All the mapped loci spanned 4365.30 cM with an average inter-marker distance of 1.48 cM (Table 2, Figure 2). The average length of chromosome in this map is 167.90 cM, containing an average number of 118.96 loci. Among At and Dt sub-genomes the chromosome Chr.19(D05) is the longest chromosome spanning 218.38 cM, with highest number of loci (215) on a chromosome; while shortest chromosome is Chr.17 (D03) covering a distance of 122.09 cM, containing 81 loci. On the other hand Chr.04 (A04) contains the minimum number of loci that is only 65 spanning a distance of 137.73 cM. The largest inter-marker distance is 2.47 cM on Chr.22 (D04) and the minimum is 1.02 cM on Chr.19 (D05) which is also the densest chromosome in terms of number of loci. The minimum marker interval is 0 cM and the biggest inter-loci gap is 16.3 cM on Chr.22 (D04); in total there are 29 gaps >10 cM with 20 and 9 gaps distributed on At and Dt sub-genomes, respectively.

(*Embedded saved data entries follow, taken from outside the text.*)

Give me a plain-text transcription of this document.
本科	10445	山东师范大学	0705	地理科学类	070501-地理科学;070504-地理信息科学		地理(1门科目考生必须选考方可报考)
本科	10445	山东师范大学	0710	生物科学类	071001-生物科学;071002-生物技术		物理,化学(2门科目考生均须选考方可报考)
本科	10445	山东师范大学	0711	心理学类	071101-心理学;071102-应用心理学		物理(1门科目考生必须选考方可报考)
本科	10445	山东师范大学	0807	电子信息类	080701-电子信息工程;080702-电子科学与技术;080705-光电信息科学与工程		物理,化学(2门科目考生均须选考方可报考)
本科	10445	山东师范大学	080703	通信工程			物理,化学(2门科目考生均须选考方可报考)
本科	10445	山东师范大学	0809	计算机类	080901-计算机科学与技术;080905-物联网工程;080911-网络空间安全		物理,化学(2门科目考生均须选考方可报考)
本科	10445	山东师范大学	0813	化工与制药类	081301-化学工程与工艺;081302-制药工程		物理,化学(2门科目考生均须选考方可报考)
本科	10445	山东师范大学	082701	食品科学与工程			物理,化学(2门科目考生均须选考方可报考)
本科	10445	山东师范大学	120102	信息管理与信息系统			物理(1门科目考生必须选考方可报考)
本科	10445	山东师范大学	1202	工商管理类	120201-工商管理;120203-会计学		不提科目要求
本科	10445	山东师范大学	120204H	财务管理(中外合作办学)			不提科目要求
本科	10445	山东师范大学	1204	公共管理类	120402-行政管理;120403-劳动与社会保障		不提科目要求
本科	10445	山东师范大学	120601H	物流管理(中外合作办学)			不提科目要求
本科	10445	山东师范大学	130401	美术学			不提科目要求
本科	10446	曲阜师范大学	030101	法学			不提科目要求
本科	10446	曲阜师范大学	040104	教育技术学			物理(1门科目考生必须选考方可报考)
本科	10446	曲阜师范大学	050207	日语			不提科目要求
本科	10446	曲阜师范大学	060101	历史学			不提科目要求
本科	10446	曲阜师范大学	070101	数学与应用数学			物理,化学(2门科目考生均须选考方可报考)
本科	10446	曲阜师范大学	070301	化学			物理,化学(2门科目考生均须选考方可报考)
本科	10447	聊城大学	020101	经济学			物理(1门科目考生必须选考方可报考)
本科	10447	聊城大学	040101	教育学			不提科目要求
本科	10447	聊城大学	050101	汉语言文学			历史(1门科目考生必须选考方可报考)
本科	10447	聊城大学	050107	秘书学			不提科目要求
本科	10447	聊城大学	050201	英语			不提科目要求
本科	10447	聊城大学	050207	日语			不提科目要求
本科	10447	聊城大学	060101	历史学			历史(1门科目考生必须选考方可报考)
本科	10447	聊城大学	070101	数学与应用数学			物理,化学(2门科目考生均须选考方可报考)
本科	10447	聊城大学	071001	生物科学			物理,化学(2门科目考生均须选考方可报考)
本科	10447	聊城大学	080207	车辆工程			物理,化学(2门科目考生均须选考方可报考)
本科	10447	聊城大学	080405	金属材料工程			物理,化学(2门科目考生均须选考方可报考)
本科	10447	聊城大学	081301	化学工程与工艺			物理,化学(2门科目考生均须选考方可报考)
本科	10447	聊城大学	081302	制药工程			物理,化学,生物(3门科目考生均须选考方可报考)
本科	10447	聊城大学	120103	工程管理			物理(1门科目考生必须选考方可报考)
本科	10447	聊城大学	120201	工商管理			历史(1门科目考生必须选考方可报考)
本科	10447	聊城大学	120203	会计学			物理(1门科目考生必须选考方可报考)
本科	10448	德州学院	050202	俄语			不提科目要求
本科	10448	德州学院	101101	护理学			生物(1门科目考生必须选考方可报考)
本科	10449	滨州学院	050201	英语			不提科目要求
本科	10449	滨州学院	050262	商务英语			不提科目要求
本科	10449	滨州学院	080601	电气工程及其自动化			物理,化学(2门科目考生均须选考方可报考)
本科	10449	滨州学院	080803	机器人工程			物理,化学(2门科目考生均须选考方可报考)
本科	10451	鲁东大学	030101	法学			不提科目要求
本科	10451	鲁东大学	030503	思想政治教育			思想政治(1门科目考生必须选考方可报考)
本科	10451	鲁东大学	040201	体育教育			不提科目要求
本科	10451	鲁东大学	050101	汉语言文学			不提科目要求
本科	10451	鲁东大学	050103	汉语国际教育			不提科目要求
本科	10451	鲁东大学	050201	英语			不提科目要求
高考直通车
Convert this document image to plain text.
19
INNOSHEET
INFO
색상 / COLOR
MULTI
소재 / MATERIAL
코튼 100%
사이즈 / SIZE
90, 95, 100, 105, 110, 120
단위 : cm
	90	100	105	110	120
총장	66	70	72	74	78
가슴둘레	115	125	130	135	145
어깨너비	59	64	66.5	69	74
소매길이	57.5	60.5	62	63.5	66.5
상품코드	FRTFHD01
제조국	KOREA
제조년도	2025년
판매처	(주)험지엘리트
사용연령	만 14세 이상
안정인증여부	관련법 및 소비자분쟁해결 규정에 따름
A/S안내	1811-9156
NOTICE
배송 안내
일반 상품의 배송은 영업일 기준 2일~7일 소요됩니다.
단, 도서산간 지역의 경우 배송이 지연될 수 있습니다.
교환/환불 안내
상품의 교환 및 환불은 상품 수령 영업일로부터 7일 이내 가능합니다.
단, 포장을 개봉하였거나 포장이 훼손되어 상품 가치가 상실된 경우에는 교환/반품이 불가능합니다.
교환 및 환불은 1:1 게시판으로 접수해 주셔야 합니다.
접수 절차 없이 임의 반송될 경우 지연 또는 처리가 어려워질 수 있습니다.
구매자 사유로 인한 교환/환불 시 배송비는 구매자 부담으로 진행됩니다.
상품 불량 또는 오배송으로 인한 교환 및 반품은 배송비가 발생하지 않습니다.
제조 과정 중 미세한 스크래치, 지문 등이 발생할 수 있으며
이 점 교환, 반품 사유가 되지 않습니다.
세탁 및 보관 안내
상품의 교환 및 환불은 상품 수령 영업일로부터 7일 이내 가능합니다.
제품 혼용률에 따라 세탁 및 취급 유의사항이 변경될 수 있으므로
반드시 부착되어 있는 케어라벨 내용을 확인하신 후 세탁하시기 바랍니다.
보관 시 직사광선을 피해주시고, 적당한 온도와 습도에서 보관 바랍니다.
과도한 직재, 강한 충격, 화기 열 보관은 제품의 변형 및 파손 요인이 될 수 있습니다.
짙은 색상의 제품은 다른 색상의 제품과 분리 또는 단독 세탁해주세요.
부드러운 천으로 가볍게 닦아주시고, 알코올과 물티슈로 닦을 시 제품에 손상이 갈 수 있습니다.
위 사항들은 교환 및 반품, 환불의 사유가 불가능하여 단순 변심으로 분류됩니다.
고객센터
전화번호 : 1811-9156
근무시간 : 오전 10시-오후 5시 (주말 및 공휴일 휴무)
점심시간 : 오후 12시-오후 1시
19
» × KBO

Figure 2. The interspecific genetic map of the F2 population (CRI12-2 × G. tomentosum). Genetic linkage map of allotetraploid cotton presented as 13 each At and Dt sub-genome homeologous chromosomes. The names of loci are shown on the right, and the positions of the loci are shown, in Kosambi centiMorgan (cM), on the left. The newly developed primer's name are underlined and blue in color whereas, markers showing segregation distortion are indicated by asterisks (*P < 0.05, **P < 0.01, ***P < 0.005, ****P < 0.001, *****P < 0.0005, ******P < 0.0001, *******P < 0.00005). The already anchored markers loci by other scientists are bold and red in color. For NBRI original names please see S2 Table.
The At sub-genome embraces 1489 loci covering a total genetic distance of 2189.01 cM with an average marker interval of 1.53 cM having largest and smallest interval of 2.12 and 1.09 cM, respectively. The longest chromosome, as far as recombination frequency is concerned, is Chr.11(A11) which covers 208.77 cM with 192 loci followed by Chr.01(A01) that spans 208.76 cM with 158 marker loci. There are 20 gaps >10 cM and largest gap of 15.96 cM is on Chr.01(A01) in the At sub-genome.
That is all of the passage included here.